Monday, April 16, 2012

Dog Training Methods

So, I guess I am not a very conscientious blogger. Sorry. Luckily I have a very small readership ;)

Regarding dog training methods, the actual topic of this post, now I am going to get long-winded (you have been warned!):

I just had an interesting phone query, specific to my business, and thought I'd share it. A man called and told me he was inquiring about my dog training, but first had a question about the methods I use. His question was, "Which do you train with, punishment or food?"

Well, I hesitate to answer those sorts of leading questions which have black/ white answers. There seems to be no room for anything else--something my questioner may not of thought of, for example; something like a more innovative system.

Still, some things are totally clear. With certainty I assured my caller I do not train with applied punishment or compulsion.

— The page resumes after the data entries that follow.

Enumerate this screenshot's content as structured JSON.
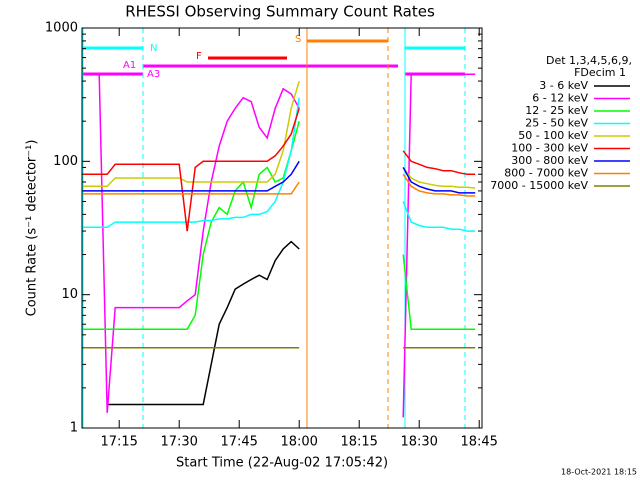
{
  "chart_data": {
    "type": "line",
    "title": "RHESSI Observing Summary Count Rates",
    "xlabel": "Start Time (22-Aug-02 17:05:42)",
    "ylabel": "Count Rate (s⁻¹ detector⁻¹)",
    "footer": "18-Oct-2021 18:15",
    "legend_header": [
      "Det 1,3,4,5,6,9,",
      "FDecim 1"
    ],
    "annotations": [
      "N",
      "A1",
      "A3",
      "F",
      "S"
    ],
    "log_y": true,
    "xlim": [
      5.7,
      105.7
    ],
    "xticks": [
      {
        "value": 15,
        "label": "17:15"
      },
      {
        "value": 30,
        "label": "17:30"
      },
      {
        "value": 45,
        "label": "17:45"
      },
      {
        "value": 60,
        "label": "18:00"
      },
      {
        "value": 75,
        "label": "18:15"
      },
      {
        "value": 90,
        "label": "18:30"
      },
      {
        "value": 105,
        "label": "18:45"
      }
    ],
    "ylim": [
      1,
      1000
    ],
    "yticks": [
      1,
      10,
      100,
      1000
    ],
    "x": [
      6,
      8,
      10,
      12,
      14,
      16,
      18,
      20,
      22,
      24,
      26,
      28,
      30,
      32,
      34,
      36,
      38,
      40,
      42,
      44,
      46,
      48,
      50,
      52,
      54,
      56,
      58,
      60,
      62,
      86,
      88,
      90,
      92,
      94,
      96,
      98,
      100,
      102,
      104
    ],
    "series": [
      {
        "name": "3 - 6 keV",
        "color": "#000000",
        "values": [
          null,
          null,
          null,
          1.5,
          1.5,
          1.5,
          1.5,
          1.5,
          1.5,
          1.5,
          1.5,
          1.5,
          1.5,
          1.5,
          1.5,
          1.5,
          3,
          6,
          8,
          11,
          12,
          13,
          14,
          13,
          18,
          22,
          25,
          22,
          null,
          null,
          null,
          null,
          null,
          null,
          null,
          null,
          null,
          null,
          null
        ]
      },
      {
        "name": "6 - 12 keV",
        "color": "#ff00ff",
        "values": [
          450,
          450,
          450,
          1.3,
          8,
          8,
          8,
          8,
          8,
          8,
          8,
          8,
          8,
          9,
          10,
          30,
          70,
          130,
          200,
          250,
          300,
          280,
          180,
          150,
          250,
          350,
          320,
          250,
          null,
          1.2,
          450,
          450,
          450,
          450,
          450,
          450,
          450,
          450,
          450
        ]
      },
      {
        "name": "12 - 25 keV",
        "color": "#00ff00",
        "values": [
          5.5,
          5.5,
          5.5,
          5.5,
          5.5,
          5.5,
          5.5,
          5.5,
          5.5,
          5.5,
          5.5,
          5.5,
          5.5,
          5.5,
          7,
          20,
          35,
          45,
          40,
          60,
          70,
          45,
          80,
          90,
          70,
          75,
          120,
          200,
          null,
          20,
          5.5,
          5.5,
          5.5,
          5.5,
          5.5,
          5.5,
          5.5,
          5.5,
          5.5
        ]
      },
      {
        "name": "25 - 50 keV",
        "color": "#00ffff",
        "values": [
          32,
          32,
          32,
          32,
          35,
          35,
          35,
          35,
          35,
          35,
          35,
          35,
          35,
          35,
          35,
          36,
          36,
          37,
          37,
          38,
          38,
          40,
          40,
          42,
          50,
          70,
          120,
          300,
          null,
          50,
          35,
          33,
          32,
          32,
          32,
          31,
          31,
          30,
          30
        ]
      },
      {
        "name": "50 - 100 keV",
        "color": "#cccc00",
        "values": [
          65,
          65,
          65,
          65,
          75,
          75,
          75,
          75,
          75,
          75,
          75,
          75,
          75,
          70,
          70,
          70,
          70,
          70,
          70,
          70,
          70,
          70,
          70,
          70,
          80,
          120,
          250,
          400,
          null,
          90,
          75,
          70,
          68,
          66,
          65,
          65,
          64,
          64,
          63
        ]
      },
      {
        "name": "100 - 300 keV",
        "color": "#ff0000",
        "values": [
          80,
          80,
          80,
          80,
          95,
          95,
          95,
          95,
          95,
          95,
          95,
          95,
          95,
          30,
          90,
          100,
          100,
          100,
          100,
          100,
          100,
          100,
          100,
          100,
          110,
          130,
          160,
          250,
          null,
          120,
          100,
          95,
          90,
          88,
          85,
          85,
          82,
          80,
          80
        ]
      },
      {
        "name": "300 - 800 keV",
        "color": "#0000ff",
        "values": [
          60,
          60,
          60,
          60,
          60,
          60,
          60,
          60,
          60,
          60,
          60,
          60,
          60,
          60,
          60,
          60,
          60,
          60,
          60,
          60,
          60,
          60,
          60,
          60,
          65,
          70,
          80,
          100,
          null,
          90,
          70,
          65,
          62,
          60,
          60,
          60,
          58,
          58,
          58
        ]
      },
      {
        "name": "800 - 7000 keV",
        "color": "#ff8000",
        "values": [
          57,
          57,
          57,
          57,
          57,
          57,
          57,
          57,
          57,
          57,
          57,
          57,
          57,
          57,
          57,
          57,
          57,
          57,
          57,
          57,
          57,
          57,
          57,
          57,
          57,
          57,
          57,
          70,
          null,
          80,
          65,
          60,
          58,
          57,
          57,
          56,
          56,
          55,
          55
        ]
      },
      {
        "name": "7000 - 15000 keV",
        "color": "#808000",
        "values": [
          4,
          4,
          4,
          4,
          4,
          4,
          4,
          4,
          4,
          4,
          4,
          4,
          4,
          4,
          4,
          4,
          4,
          4,
          4,
          4,
          4,
          4,
          4,
          4,
          4,
          4,
          4,
          4,
          null,
          4,
          4,
          4,
          4,
          4,
          4,
          4,
          4,
          4,
          4
        ]
      }
    ]
  }
}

As for the use of food, I hedged a bit; would saying "yes" cast me into a category of stereotypical, so-called "foodies?" There are many people who train in different ways, along a spectrum of methods. Training with food doesn't automatically mean the trainer is a pleading, crossed fingered, food-filled-fanny-pack-wearing pleader. Some of the best training out there right now is purely food-reinforcement based, and I strongly approve of it; I just hate when people try to create a "lumpers" category (versus "splitters,") where, by saying "yes" to any degree, you are tossed into a tiny, preconceived, pigeon hole. I am proud enough of my training system, which I believe is highly evolved from a standpoint of motivational theory, that I want to take a stand and put forth my version of what I do. I don't want to concede to one of two assigned options.

So, yeah, a lot goes on in my mind, but no, I didn't inflict all of this on my caller, in case you are wondering. After a half-second processing delay I answered truthfully: in my dog school we employ a variety of positive reinforcers, sometimes including food.

Apparently my caller didn't like this response, and somewhat rudely demanded I "just answer the question."
Actually, I did answer it; I think he was just too closed-minded to accept my outside-the-box thinking ;)

There are many creative approaches to dog training motivation, some which use food, some which don't. I mostly don't, only because my system works so well without it--in most cases. Where we can boost results without compromising relationship and attention, we use food, too. Food is one of an array of motivating dog training rewards, and provided the dog is desirous of food in a given setting, it can generate amazing, pain-free advances for both performance and behavioral modification training.

The food--and the many other--rewards we do use are generally remotely located, and then earned through a dog's team cooperation with his or her handler. We facilitate access, but do not actually manipulate the dog to get the food directly from us; instead the dog gets the food, or any other rewards, through us. We serve as conduit, or like three legged race partners, or team members; together with us dogs achieve things that cannot be achieved on their own. This approach helps dogs desire to work with us, rather than to "obey," which sounds so...old-school, pedagogic, and...condescending, really. This isn't particularly original; my training is solidly, scientifically based upon learning theory and any good dog trainer knows, recognizes, and uses similar methods. For example, Clicker Training, à la Karen Pryor, et. al, does. My training is similar, but tweaks some finer points (not elaborating here; ask me and I'll be glad to share my 2 cents.) My forte is how I innovate existing systems, along with my ability to help students make changes while protecting and building deeper connections with their pets.

On that note, I guess all of this was lost in translation during my phone call this afternoon. I didn't even get the chance to try to explain how important I think theory, ethics, and scientific underpinnings are to dog training outcomes. The guy on the phone curtly said "Thank you," and hung up on me. In his defense, some people just want their dog to come when called and stop pooping in the house, regardless of the means.

As for me, I am committed to a very picky purity of system which I am always striving to refine--but if you are reading this, you probably already knew that!